Mounting the NFS Server¶
There are two ways to mount the NFS server.
- Inline declaration of where to find the NFS server and NFS Export
- Statically creating a
PersistentVolume
with the NFS server details and mount options and manually claiming thePV
with aPVC
using the.spec.volumeName
parameter
Inline Declaration¶
This is the most elegant solution as it does not require any intermediary PVC
or PV
and directly refers to the NFS server within a workload stanza.

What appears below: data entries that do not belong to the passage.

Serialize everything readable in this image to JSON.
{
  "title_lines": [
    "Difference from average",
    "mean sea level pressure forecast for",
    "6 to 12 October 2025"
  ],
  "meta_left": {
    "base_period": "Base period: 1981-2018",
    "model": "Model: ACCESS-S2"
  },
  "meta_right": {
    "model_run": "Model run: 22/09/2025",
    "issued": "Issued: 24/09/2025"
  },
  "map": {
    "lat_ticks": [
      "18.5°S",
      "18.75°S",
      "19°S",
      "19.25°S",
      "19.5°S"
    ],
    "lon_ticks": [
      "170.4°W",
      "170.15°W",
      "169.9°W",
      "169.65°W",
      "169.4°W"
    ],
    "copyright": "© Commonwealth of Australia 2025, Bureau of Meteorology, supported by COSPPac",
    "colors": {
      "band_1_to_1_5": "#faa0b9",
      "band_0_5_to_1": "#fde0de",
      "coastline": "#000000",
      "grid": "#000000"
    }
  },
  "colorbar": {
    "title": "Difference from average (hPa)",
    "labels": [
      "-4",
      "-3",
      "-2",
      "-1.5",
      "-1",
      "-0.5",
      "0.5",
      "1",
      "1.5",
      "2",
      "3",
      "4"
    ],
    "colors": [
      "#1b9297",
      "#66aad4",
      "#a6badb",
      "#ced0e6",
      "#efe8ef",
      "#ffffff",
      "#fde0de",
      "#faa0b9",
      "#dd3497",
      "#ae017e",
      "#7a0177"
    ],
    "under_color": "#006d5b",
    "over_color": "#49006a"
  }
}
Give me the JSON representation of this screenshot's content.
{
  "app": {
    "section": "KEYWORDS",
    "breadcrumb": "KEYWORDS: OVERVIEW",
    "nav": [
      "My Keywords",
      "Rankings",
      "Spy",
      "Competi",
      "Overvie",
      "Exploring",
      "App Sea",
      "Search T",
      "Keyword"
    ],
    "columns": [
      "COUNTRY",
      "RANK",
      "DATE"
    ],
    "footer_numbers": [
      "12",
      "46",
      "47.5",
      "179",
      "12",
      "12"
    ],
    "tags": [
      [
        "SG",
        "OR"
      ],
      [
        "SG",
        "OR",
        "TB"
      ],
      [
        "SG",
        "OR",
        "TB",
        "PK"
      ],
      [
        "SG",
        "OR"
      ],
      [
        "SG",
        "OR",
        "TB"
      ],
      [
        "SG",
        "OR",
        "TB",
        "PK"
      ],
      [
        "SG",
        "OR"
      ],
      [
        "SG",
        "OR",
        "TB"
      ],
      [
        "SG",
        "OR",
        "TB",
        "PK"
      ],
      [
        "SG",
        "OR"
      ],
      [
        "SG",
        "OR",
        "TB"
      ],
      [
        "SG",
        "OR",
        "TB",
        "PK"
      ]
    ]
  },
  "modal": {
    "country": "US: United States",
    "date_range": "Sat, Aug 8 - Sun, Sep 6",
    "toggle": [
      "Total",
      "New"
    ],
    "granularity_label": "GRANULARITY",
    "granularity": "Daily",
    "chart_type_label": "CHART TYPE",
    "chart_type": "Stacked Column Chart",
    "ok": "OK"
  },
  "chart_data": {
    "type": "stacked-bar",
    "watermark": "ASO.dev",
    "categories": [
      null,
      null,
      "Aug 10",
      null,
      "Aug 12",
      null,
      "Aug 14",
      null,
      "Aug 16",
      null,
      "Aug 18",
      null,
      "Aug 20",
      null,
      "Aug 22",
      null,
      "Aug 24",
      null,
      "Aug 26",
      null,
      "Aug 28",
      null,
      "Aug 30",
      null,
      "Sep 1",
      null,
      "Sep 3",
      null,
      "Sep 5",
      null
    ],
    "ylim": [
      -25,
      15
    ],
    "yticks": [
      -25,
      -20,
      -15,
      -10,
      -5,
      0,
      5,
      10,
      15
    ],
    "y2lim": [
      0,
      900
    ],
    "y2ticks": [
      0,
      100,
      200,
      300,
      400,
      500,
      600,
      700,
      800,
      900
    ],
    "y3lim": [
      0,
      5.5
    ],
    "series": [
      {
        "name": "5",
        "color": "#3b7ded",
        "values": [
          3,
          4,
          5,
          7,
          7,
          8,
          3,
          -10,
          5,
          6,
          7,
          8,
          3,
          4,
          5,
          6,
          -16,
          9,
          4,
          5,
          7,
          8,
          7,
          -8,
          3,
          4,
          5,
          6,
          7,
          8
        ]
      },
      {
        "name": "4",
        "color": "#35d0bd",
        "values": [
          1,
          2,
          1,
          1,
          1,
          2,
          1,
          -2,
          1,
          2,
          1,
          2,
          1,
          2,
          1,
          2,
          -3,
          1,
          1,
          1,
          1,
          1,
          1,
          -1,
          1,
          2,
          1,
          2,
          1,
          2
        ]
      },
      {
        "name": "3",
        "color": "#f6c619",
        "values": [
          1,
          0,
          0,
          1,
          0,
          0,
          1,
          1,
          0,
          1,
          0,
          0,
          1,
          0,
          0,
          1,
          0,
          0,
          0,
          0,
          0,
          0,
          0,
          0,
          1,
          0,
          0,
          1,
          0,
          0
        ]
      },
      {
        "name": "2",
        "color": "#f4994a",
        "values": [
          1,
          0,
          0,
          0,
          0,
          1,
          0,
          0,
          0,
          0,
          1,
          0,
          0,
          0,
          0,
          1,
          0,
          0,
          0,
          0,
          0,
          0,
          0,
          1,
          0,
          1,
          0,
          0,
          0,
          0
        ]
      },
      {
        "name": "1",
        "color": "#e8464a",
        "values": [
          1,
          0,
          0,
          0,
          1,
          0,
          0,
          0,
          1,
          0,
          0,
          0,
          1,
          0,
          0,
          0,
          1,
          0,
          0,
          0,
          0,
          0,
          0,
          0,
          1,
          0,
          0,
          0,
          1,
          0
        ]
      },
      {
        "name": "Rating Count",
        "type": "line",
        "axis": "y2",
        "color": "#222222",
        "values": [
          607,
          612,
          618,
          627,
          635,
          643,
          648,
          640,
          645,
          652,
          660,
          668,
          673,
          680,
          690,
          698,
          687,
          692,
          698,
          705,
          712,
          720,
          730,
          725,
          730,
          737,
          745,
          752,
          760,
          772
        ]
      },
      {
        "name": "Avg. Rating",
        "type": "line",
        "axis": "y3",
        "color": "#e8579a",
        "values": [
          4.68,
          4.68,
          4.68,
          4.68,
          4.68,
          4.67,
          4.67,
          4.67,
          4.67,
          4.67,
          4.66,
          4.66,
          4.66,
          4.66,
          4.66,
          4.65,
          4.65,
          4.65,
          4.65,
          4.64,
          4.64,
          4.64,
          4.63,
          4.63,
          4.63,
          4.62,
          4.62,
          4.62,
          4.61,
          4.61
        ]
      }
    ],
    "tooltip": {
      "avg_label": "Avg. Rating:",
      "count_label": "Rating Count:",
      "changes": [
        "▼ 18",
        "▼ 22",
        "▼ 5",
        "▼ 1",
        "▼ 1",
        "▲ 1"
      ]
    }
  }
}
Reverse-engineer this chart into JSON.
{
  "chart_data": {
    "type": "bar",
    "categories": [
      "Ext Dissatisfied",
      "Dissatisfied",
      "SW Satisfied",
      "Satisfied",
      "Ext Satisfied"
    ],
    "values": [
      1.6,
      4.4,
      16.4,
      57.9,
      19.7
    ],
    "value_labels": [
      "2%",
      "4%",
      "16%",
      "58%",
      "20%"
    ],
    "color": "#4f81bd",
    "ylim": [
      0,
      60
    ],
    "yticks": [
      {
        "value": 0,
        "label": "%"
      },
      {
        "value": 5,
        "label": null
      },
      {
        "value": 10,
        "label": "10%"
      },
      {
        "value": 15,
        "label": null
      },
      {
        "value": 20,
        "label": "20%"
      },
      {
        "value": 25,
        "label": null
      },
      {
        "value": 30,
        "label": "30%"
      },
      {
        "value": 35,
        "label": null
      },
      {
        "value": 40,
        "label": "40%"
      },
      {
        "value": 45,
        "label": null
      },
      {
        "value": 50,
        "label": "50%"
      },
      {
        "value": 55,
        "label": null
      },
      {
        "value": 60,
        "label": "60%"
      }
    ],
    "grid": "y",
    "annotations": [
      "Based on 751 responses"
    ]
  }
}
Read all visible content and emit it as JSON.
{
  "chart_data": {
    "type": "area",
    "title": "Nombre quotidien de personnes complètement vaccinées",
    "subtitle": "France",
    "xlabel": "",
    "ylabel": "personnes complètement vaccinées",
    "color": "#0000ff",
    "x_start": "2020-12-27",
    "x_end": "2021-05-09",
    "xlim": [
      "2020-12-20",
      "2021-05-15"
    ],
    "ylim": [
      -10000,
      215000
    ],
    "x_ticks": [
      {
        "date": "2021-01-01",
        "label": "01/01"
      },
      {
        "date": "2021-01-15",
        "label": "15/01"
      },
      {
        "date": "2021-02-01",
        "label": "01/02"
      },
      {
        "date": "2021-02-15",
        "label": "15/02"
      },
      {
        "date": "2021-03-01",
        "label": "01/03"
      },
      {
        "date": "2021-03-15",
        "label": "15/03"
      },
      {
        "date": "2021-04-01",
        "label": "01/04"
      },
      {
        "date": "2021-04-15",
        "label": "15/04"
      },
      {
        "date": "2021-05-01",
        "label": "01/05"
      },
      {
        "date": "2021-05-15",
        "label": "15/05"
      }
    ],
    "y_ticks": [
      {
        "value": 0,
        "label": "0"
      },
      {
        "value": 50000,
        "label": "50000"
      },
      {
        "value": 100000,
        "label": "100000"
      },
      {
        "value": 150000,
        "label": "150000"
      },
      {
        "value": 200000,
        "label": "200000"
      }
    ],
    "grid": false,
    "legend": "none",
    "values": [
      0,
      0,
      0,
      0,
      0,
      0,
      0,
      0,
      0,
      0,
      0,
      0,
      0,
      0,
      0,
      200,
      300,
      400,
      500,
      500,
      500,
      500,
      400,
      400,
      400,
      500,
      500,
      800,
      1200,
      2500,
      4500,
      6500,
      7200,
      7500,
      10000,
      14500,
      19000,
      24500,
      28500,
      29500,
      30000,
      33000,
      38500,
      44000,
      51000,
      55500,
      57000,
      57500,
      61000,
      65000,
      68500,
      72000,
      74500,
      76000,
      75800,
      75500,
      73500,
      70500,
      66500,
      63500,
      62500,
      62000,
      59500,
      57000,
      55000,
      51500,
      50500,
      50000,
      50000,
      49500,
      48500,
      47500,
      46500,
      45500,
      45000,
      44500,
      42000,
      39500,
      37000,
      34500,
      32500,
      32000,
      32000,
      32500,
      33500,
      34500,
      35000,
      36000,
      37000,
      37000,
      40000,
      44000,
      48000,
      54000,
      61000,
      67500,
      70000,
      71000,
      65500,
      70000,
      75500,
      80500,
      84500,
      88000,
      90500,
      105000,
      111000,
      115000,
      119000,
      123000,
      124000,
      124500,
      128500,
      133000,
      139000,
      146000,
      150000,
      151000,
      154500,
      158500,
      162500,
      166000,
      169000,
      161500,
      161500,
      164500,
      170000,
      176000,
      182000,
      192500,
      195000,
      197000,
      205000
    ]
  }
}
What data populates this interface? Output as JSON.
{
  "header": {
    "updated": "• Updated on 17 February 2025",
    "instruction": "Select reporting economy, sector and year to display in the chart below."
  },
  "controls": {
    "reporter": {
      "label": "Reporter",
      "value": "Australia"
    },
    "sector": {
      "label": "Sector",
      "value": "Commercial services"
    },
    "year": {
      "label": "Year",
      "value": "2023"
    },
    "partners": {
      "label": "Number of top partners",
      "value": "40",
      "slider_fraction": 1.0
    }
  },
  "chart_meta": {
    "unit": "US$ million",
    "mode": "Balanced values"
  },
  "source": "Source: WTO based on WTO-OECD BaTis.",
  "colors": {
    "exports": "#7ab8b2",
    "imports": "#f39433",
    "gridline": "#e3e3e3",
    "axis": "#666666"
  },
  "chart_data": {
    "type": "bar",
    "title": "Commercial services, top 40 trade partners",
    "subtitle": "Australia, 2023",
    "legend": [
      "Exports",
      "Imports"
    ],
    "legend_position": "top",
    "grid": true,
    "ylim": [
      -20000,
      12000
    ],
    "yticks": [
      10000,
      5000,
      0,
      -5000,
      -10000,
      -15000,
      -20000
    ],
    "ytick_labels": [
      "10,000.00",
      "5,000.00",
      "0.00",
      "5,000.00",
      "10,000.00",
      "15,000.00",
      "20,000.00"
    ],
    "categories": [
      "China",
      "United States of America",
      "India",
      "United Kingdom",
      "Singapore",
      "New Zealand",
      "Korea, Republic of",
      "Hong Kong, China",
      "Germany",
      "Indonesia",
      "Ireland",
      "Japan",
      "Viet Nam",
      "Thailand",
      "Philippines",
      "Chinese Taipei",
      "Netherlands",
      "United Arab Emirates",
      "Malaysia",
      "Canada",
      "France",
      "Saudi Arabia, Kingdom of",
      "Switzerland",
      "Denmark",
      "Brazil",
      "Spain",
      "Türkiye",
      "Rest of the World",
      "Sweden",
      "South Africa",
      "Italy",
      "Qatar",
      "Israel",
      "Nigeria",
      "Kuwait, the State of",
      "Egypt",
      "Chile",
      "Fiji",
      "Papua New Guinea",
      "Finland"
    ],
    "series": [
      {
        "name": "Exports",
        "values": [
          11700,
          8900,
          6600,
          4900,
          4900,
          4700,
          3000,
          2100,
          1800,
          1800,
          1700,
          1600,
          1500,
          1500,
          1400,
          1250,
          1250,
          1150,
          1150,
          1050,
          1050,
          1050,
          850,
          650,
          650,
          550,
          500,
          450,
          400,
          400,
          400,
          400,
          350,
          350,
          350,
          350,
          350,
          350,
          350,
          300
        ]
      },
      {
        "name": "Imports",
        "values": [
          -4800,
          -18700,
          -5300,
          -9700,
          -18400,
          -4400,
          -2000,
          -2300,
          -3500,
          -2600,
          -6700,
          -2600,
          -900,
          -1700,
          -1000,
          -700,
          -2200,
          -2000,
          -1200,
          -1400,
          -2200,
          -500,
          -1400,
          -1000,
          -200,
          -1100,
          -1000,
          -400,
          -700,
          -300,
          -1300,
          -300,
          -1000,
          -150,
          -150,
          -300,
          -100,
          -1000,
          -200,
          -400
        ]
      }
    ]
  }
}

This is an example from a StatefulSet
workload controller having multiple replicas.
...
spec:
replicas: 3
template:
...
spec:
containers:
volumeMounts:
- name: vol
mountPath: /vol
...
volumes:
- name: vol
nfs:
server: 10.100.200.11
path: /export
Important
Replace .spec.template.spec.volumes[].nfs.server
with IP address from the actual Service
IP address and not the examples.
Static Provisioning¶
Refer to the official Kubernetes documentation for the built-in NFS client on how to perform static provisioning of NFS PVs
and PVCs
.
Expand PVC¶
If the StorageClass
and underlying CSI driver supports volume expansion, simply edit overlays/my-server/environment.properties
with the new (larger) size and issue kubectl apply -k overlays/my-server
to expand the volume.
Deleting the NFS Server¶
Ensure no workloads have active mounts against the NFS server Service
. If there are, those Pods
will be stuck indefinitely.
Run kubectl delete -k overlays/my-server
:
configmap "my-server-hpe-nfs-conf" deleted
configmap "my-server-local-conf-97898bftbh" deleted
service "my-server-hpe-nfs" deleted
persistentvolumeclaim "my-server-hpe-nfs" deleted
deployment.apps "my-server-hpe-nfs" deleted
Caution
Unless the StorageClass
"reclaimPolicy" is set to "Retain". The underlying PV
will be deleted from the cluster and data needs to be restored from backups if needed.